This is Project 5 of the Udacity Self-Driving Car Engineer Nanodegree. Vehicles on video are detected and tracked using computer vision (OpenCV) and Machine Learning techniques such as Support Vector Machines.
Main script: vehicle_detection_pipeline.py
Output video: output_videos/project_video.mp4
[Link]
- opencv
- moviepy
- matplotlib
- scikit-image
- scikit-learn
Vehicle detection and tracking is achieved by completing the following stages.
- Perform a Histogram of Oriented Gradients (HOG) feature extraction (+ color histogram and raw pixel features) on images from a labeled training set.
- Train a Linear SVM classifier using extracted features.
- Slide windows across each image, extract features, and predict vehicle presence using the trained classifier.
- Add vehicle predictions to heatmap and use thresholding values to determine whether prediction is likely to be correct.
- Classify predicted zones into a single or multiple detected vehicles and draw bounding boxes around each vehicle in the image (video frame).
file: vehicle_detection_pipeline.py
The dataset consists of labeled images (64 * 64 px) in two classes: vehicle
and non-vehicle
. Examples from both classes below.
Vehicle | Vehicle | Vehicle |
---|---|---|
Non-vehicle | Non-vehicle | Non-vehicle |
---|---|---|
Some of the images labeled non-vehicle
do in fact contain vehicles. In order to qualify as a vehicle
image the entire vehicle must be visible within the bounds of the image and, in addition, make a close fit to the image borders. Alternatively, this could also be an example of a dataset error.

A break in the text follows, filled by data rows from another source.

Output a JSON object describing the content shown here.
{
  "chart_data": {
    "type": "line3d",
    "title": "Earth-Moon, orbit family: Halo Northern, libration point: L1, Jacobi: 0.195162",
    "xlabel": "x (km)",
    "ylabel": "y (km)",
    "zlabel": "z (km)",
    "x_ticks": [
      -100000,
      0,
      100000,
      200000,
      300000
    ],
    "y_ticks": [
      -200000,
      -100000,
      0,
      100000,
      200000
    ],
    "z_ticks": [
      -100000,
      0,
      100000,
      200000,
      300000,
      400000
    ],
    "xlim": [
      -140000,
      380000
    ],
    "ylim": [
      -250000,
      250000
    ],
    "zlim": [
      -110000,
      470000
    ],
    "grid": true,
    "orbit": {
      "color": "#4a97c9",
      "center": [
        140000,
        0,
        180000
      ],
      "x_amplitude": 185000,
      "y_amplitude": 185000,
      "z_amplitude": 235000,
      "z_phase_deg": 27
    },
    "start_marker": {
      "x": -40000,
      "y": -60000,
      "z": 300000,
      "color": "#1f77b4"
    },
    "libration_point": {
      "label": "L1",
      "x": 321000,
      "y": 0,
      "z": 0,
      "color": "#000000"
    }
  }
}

Download the labeled dataset for vehicle and non-vehicle respectively. The data is composed from a combination of the GTI vehicle image database, the KITTI vision benchmark suite, and examples extracted from the project video itself.
HOG features are extracted using hog()
from scikit-image
.
from skimage.feature import hog
def hog(image, orientations=9, pixels_per_cell=(8, 8), cells_per_block=(3, 3),
visualise=False, transform_sqrt=False, feature_vector=True, normalise=None):
A number of experiments were run to select HOG color space, image channels, and optimization parameters. The best performance in these benchmark tests was achieved using all three channels in the HSV
color space in combination with the following feature extraction parameters.
orientations=12, pixels_per_cell=(8, 8), cells_per_block=(2, 2)
For the sake a brevity in this document, the full parameter optimization methodology can be found in Appendix.
Examples of visualized HOG features for vehicle and non-vehicle classes are presented below. Only the HSV V-channel is used for visualization whereas all three HSV channels are included in the training and prediction.
HSV V-Channel | HSV V-CH HOG | HSV V-Channel | HSV V-CH HOG |
---|---|---|---|
HOG features are extracted along with spatial features and color histogram features. The features are normalized together using StandardScaler
. The data is subsequently split into training set and test set.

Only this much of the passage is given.